Im Mausmodell gingen die Forschenden dafür in zwei Schritten vor. Sie teilten juvenile Tiere im Alter von 23 Tagen in zwei Gruppen und exponierten sie bis zum 33. Lebenstag wiederholt einem attraktiven Duft wie Limonen, Citronellol oder Campher. Der zentrale Unterschied lag im „Lernmilieu“: Eine Gruppe lernte den Duft in einer angereicherten, spielerischen Umgebung mit positiver emotionaler Valenz; die Kontrollgruppe erhielt denselben Duft in normaler Haltung. Die Duft-Umwelt-Kopplung wurde über zehn Tage fünfmal wiederholt, jeweils im Zwei-Stunden-Zyklus an jedem zweiten Tag. Zur Beurteilung der emotionalen Lage registrierten die Forschenden Ultraschallvokalisierungen; mehr und höherfrequente Rufe korrelierten dabei mit einem positiveren Zustand.
Später, als die Tiere zwei Monate alt waren, zeigte sich dann die erwartete, verhaltensbezogene Gedächtnisspur: Die Tiere, die den Duft im positiven Kontext gelernt hatten, zeigten eine stärkere Präferenz für genau diesen Geruch als die Kontrollgruppe. Zusätzlich berichten die Autorinnen und Autoren, dass das Abrufen der Erinnerung mit erhöhter funktionaler Konnektivität im Belohnungssystem zusammenhing. Entscheidender Befund zur mechanistischen Ebene: Die Analyse der neuronalen Grundlagen legt nahe, dass insbesondere Neurone, die etwa am ersten Tag nach der Geburt in der Olfaktoriusknolle (Bulbus olfactorius), genauer in der Granularzellschicht, neu entstehen, durch den später gelernten „Freuden“-Duft besonders stark aktiviert werden. Als diese Zellen mittels Optogenetik gezielt stummgeschaltet wurden, sank die Duftpräferenz. Das ist ein funktionaler Hinweis darauf, dass die neonatal generierten Granularzellen eine Schlüsselrolle in der frühen Abruf- bzw. Rückkoppelphase spielen.
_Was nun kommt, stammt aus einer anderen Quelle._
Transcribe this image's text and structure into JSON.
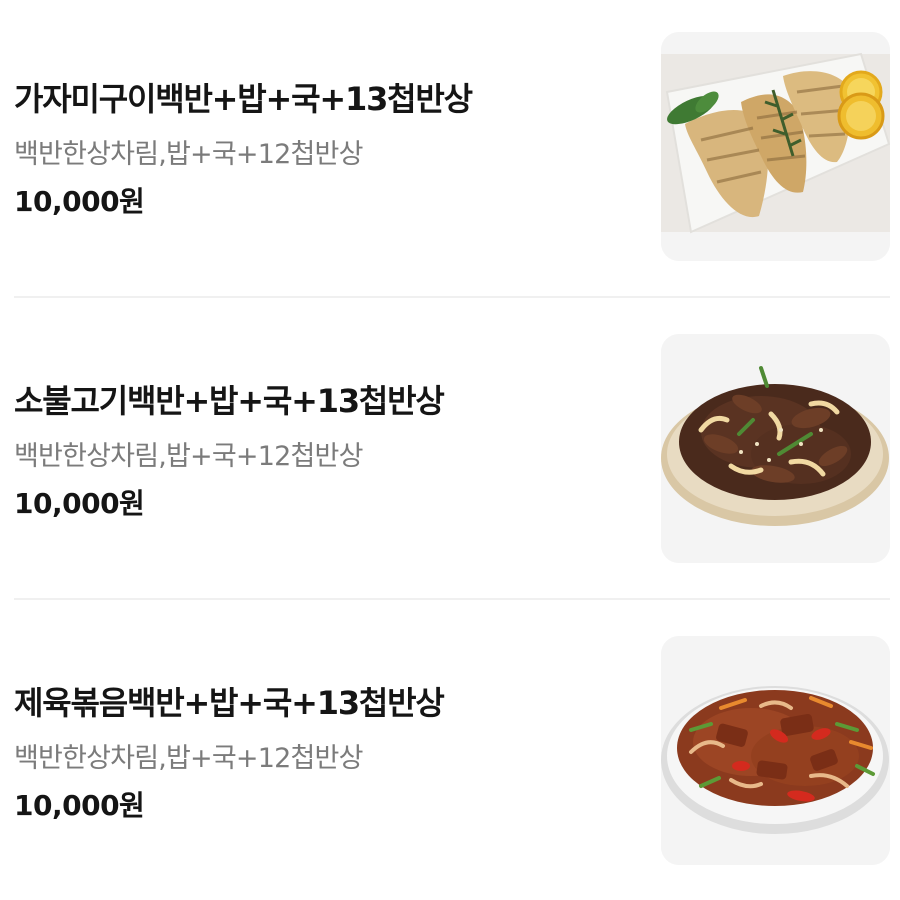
{
  "menu": {
    "items": [
      {
        "name": "가자미구이백반+밥+국+13첩반상",
        "description": "백반한상차림,밥+국+12첩반상",
        "price": "10,000원"
      },
      {
        "name": "소불고기백반+밥+국+13첩반상",
        "description": "백반한상차림,밥+국+12첩반상",
        "price": "10,000원"
      },
      {
        "name": "제육볶음백반+밥+국+13첩반상",
        "description": "백반한상차림,밥+국+12첩반상",
        "price": "10,000원"
      }
    ]
  }
}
Gleichzeitig zeigt die Arbeit auch die Grenzen dieser frühen Komponente: Mit etwa sechs Monaten verschwindet die Erinnerung in der ursprünglichen Form, sofern die Tiere den Duft nicht erneut in regelmäßigen Abständen ausgesetzt bekommen. In älteren Tieren hängt das Fortbestehen dann nicht mehr von den neonatal geborenen Granularzellen ab, sondern verlagert sich auf eine großskalige Umorganisation der funktionalen Netzwerke. Statt primär das Belohnungssystem zu dominieren, stützt sich die Speicherung und das Wiedererkennen stärker auf Verbindungen innerhalb des olfaktorisch-limbischen Systems. Damit zeichnet die Studie ein dynamisches Bild: Früh im Leben können bestimmte Zellpopulationen als „Startpunkt“ für emotionale Duftgedächtnisse dienen, während später übergreifende Netzwerkprozesse die Stabilität sichern.
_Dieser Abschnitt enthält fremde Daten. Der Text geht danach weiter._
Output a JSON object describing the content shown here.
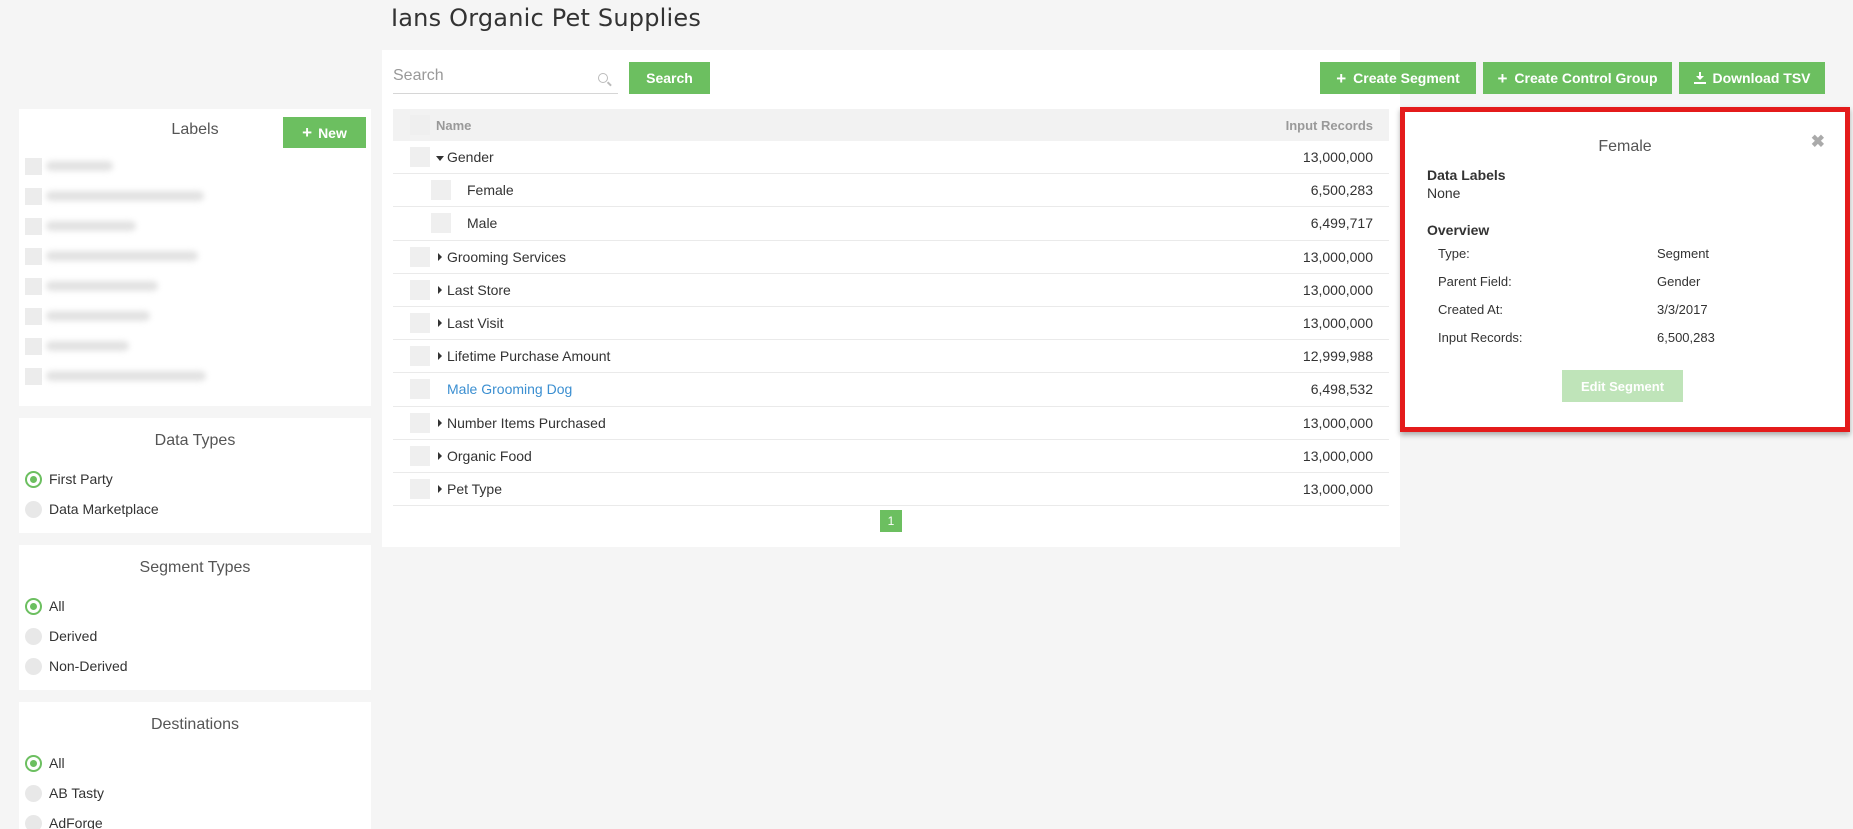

Für den wissenschaftlichen Kontext ist zudem relevant, dass die Ergebnisse aus einer Kombination bestehen: eine humanbasierte Erhebung zur emotionalen Bedeutung von Kindheitsdüften und ein Mausmodell, in dem die Umweltbedingungen und neuronalen Ursachen kontrollierbar sind. Die Autorinnen und Autoren weisen selbst darauf hin, dass die Übertragbarkeit auf Menschen nicht automatisch 1:1 gilt. Dennoch liefern die Daten und die methodische Klammer – Umfrage, Verhaltenstest, funktionale Konnektivitätsanalyse und Optogenetik – eine relativ konkrete Hypothese, wie Gerüche frühzeitig „emotionale Etiketten“ erhalten und später wieder abgerufen werden können. Ergänzend diskutiert ein begleitender Primer von Chloé Guillaume und Elisa Galliano die Arbeit und ordnet sie in das Verständnis olfaktorischer Gedächtnisbildung ein (PLOS Biology: Neurons generated shortly after birth encode the scent of early-life happiness).